Definition
A division of the National Center for Atmospheric Research (NCAR) that develops aviation weather products, forecasting tools, and decision-support systems used by the FAA, airlines, and pilots. RAL is responsible for developing and refining many of the aviation weather products distributed through the Aviation Weather Center, including turbulence, icing, ceiling, and visibility forecasts.
Plain English
A research group that builds the weather forecasting tools pilots and air traffic controllers rely on. They take raw weather science and turn it into practical products you can actually use in flight planning.
Context Anchor
Seen in FAA weather-source discussions, especially where aviation weather products, research tools, or weather information providers are being identified.
Derivation
From 'research' (investigation to develop new knowledge) and 'applications' (putting that knowledge to practical use).

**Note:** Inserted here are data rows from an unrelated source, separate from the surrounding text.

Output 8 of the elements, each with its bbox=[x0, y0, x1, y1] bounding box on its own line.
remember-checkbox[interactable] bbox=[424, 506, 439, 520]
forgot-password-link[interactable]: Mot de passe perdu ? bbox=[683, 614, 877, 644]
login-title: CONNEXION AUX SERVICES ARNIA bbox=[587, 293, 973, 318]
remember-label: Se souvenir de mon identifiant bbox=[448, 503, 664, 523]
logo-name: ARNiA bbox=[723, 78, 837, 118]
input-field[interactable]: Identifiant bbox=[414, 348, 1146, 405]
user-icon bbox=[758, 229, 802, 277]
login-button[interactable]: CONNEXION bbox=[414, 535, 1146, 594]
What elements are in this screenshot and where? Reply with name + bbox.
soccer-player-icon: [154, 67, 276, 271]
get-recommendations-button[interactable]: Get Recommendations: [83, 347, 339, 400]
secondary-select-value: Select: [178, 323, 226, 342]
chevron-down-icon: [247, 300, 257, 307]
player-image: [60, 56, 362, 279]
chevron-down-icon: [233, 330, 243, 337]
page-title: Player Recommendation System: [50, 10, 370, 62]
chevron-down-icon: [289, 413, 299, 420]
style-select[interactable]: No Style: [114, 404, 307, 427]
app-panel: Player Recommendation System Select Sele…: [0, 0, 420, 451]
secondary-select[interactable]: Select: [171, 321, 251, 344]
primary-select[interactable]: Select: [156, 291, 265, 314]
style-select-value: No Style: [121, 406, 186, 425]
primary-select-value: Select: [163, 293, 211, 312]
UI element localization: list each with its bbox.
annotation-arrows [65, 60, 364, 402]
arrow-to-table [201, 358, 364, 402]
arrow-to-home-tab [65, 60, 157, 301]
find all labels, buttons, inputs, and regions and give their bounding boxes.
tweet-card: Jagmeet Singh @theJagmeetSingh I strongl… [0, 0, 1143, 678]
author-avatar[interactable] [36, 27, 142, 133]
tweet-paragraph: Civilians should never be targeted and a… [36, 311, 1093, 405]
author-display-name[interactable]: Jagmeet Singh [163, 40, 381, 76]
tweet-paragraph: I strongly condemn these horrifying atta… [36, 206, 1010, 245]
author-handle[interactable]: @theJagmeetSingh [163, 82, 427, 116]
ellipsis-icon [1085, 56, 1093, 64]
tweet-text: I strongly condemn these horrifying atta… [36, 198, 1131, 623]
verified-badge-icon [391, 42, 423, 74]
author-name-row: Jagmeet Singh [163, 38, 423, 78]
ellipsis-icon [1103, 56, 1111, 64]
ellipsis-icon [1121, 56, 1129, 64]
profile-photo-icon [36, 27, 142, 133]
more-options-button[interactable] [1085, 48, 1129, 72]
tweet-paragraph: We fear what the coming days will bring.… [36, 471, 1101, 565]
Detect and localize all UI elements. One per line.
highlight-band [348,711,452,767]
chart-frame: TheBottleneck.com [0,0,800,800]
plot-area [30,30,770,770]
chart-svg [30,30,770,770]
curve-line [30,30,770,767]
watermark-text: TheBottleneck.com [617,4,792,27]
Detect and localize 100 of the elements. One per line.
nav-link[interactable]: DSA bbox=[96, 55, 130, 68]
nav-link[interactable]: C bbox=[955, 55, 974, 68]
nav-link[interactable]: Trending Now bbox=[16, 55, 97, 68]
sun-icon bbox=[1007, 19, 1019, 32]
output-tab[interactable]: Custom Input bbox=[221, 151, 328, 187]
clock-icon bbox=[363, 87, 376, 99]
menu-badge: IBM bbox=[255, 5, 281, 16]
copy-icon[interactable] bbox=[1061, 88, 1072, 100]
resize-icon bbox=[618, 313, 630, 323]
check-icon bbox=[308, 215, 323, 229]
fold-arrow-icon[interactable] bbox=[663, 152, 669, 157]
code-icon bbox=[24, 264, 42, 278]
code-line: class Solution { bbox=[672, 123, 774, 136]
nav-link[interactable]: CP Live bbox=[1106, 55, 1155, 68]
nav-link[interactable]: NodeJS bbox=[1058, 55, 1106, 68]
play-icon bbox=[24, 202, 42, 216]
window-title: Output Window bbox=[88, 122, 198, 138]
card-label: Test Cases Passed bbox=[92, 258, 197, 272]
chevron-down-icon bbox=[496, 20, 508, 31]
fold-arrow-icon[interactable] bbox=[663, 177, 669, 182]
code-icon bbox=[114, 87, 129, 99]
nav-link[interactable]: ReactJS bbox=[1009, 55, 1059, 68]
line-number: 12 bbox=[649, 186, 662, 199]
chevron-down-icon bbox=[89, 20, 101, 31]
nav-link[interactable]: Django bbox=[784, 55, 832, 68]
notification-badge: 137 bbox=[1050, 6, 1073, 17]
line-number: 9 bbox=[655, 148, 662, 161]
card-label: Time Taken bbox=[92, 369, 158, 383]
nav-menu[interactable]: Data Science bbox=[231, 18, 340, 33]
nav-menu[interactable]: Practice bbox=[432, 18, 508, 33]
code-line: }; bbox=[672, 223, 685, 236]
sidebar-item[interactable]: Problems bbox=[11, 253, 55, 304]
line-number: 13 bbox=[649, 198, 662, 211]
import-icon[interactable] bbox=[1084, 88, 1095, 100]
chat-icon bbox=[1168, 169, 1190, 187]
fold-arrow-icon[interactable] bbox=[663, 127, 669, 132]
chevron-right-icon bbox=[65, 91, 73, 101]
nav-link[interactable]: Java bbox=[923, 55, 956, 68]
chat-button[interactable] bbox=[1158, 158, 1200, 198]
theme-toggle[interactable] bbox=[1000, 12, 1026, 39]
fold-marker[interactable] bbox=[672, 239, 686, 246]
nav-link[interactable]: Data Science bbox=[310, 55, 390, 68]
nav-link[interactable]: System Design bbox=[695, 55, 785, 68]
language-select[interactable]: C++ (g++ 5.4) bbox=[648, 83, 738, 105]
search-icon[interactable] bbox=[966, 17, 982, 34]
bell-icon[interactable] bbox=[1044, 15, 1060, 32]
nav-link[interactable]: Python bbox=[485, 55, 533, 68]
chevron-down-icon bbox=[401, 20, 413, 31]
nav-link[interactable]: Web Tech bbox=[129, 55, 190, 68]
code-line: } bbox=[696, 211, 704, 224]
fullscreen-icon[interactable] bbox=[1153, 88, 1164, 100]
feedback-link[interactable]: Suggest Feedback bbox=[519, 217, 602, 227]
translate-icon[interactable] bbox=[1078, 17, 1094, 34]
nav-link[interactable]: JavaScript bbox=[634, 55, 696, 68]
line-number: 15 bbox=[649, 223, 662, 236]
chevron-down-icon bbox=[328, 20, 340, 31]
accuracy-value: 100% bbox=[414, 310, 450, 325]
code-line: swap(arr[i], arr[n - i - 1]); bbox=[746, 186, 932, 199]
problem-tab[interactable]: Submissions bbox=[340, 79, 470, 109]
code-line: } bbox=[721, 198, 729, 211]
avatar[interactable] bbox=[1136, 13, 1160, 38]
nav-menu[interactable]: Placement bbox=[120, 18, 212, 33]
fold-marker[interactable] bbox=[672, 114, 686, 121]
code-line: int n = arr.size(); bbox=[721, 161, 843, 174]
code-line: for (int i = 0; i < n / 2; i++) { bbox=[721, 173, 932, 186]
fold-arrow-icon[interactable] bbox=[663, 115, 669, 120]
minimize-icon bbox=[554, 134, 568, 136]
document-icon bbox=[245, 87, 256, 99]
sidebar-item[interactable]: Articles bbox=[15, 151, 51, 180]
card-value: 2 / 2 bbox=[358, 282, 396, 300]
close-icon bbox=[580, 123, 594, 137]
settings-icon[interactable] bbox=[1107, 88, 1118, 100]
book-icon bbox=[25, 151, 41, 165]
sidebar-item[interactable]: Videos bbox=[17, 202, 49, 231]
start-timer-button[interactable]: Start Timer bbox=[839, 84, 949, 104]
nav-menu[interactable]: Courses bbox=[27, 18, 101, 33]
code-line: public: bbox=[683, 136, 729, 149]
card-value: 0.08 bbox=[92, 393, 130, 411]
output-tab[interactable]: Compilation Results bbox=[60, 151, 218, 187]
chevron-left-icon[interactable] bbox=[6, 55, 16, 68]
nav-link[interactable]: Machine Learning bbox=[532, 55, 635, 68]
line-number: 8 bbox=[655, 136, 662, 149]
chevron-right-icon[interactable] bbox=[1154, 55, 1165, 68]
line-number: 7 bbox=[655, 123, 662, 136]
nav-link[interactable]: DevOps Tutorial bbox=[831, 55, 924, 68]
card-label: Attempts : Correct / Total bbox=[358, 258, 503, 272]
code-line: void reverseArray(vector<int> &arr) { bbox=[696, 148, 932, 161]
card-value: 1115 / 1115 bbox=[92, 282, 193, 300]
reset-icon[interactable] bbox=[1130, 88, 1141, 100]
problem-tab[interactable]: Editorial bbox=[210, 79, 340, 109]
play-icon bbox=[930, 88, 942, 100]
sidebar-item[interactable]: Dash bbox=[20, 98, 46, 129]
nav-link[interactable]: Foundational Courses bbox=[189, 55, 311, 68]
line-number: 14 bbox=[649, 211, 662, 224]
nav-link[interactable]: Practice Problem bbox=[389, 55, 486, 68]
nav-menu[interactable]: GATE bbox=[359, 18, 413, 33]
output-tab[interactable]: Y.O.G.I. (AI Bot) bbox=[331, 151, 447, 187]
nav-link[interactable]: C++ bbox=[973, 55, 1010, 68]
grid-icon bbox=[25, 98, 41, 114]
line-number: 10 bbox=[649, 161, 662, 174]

The name signals the lab's purpose: not pure science, but turning science into tools that work in the real world.
Why Pilots Care
Its research feeds into better weather products that help pilots plan around storms, turbulence, and other hazards.
Intuition Check
Do not read RAL as a type of weather report or flight rule. In this context, it names the Research Applications Laboratory, the organization behind certain weather research and tools.
Example Sentence 1
The graphical turbulence forecast the pilot reviewed before departure was developed by RAL at NCAR.
Example Sentence 2
RAL projects have improved the accuracy of turbulence forecasts available to pilots.